Gas chromatographs separate organic chemical mixtures according to physical properties. Instruments consist of a flowing mobile phase, an injection port, a separation column with a stationary phase, and a detector. Differences in partitioning behavior between the mobile phase and the stationary phase cause the separation of compounds. Gas chromatographs use many different detection methods. Choices include: thermal conductivity detectors (TCD), flame ionization detectors (FID), atomic emission detectors (AED), electron capture detectors (ECD), photo-ionization detectors (PID), flame photometric detectors, and nitrogen phosphorous detectors. Gas chromatography that uses chemiluminescence spectroscopy is also available. Some gas chromatographs are used with agricultural chemicals and pesticides, cosmetics and fragrances, drugs and pharmaceuticals, electronics, energy and environmental applications, food and beverage processing, forensics and narcotics, industrial gases, medical and biological applications, or metals and welding. Others are used with organic and inorganic chemicals; paint, castings, and inks; paper, pulp and wood; petroleum products; plastics, polymers, and resins; or soaps and cleaners.  

Oven operation, pump specifications, and injection operation are the main parameters for gas chromatographs. Devices with a column oven carry specifications such as operational method and oven temperature range. There are two operational methods for columnar ovens: isothermal or constant-temperature, and variable or temperature-programmable. Flow control and inlet pressure range are common pump specifications. In terms of injection operation, parameters include number of injection ports, injection method, and column injection. For optimum efficiency, a sample should not be too large for a column, and is best introduced as a "plug" of vapor. There are two choices for column injection method: split/split-less and packed column. With split or split-less column injection, the injector has an additional set of gas lines, providing another path for the vaporized sample. This extra line is sometimes called a split line or vent. Importantly, the amount of gas that exits the split line controls the amount of sample that enters the column. With packed column injection, all samples enter the column - including the gaseous sample, solvent, and analyte.

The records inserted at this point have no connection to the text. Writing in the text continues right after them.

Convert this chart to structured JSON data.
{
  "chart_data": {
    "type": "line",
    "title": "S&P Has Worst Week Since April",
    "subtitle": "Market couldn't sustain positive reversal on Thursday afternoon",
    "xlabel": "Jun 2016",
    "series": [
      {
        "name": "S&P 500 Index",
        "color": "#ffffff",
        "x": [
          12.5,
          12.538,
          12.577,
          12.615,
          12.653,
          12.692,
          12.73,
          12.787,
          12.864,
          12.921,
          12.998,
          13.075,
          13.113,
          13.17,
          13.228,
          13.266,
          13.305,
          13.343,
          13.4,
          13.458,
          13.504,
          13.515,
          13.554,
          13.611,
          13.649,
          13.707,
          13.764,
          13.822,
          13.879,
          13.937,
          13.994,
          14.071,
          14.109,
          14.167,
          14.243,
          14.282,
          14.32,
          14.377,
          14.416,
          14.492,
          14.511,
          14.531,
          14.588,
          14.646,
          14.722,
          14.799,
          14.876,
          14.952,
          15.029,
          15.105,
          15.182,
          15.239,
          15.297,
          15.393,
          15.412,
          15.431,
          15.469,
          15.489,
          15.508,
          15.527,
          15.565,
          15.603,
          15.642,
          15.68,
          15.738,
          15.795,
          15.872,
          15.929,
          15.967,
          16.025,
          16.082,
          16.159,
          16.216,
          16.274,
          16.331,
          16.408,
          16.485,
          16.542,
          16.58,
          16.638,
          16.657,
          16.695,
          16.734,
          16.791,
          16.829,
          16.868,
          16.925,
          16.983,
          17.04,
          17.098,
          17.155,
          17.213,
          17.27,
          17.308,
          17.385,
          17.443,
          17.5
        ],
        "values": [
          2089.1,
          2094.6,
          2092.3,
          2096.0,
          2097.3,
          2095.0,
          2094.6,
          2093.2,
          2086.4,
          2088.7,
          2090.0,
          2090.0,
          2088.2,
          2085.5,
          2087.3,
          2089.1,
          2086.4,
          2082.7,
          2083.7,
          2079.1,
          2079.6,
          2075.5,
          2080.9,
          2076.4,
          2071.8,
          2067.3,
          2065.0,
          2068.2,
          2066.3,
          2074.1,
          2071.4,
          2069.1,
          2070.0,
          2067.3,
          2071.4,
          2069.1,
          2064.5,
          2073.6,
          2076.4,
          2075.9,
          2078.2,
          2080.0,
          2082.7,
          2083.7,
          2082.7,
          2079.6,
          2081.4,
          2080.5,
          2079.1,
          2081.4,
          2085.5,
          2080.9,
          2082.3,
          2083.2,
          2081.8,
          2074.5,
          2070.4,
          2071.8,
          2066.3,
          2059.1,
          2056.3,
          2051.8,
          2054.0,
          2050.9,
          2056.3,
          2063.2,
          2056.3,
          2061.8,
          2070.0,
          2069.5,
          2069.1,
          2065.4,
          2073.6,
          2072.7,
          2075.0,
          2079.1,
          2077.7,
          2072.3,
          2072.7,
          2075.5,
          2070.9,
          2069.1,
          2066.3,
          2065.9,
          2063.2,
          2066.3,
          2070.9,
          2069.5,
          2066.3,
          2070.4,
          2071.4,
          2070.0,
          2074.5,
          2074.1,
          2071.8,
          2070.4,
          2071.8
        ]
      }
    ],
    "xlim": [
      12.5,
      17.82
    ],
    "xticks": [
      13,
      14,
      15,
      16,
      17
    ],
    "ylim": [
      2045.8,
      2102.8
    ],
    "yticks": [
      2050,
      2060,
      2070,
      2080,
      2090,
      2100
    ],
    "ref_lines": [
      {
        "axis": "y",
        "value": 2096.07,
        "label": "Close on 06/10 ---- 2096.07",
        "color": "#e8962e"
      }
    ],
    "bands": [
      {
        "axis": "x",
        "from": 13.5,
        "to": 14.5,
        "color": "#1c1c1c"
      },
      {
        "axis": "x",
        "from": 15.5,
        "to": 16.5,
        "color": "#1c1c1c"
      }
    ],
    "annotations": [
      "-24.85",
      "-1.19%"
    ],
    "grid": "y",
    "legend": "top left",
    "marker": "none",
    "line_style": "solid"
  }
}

Specifications for gas chromatographs may include user interface options, display options, additional output options, and general features and functionality. Local interfaces use an analog front panel, a digital front panel, or a computer interface with parallel or serial communications. Analog meters, digital readouts, and video displays are common choices for display options. Additional output options include: analog voltage, frequency or modulated frequency, analog current, and switch or relay contacts. Some gas chromatographs are programmable, self-calibrating, or include a built-in chromatogram. Others provide data storage options and are designed for extreme environments. Gas chromatographs that accept liquid samples and include self-test diagnostics are also available.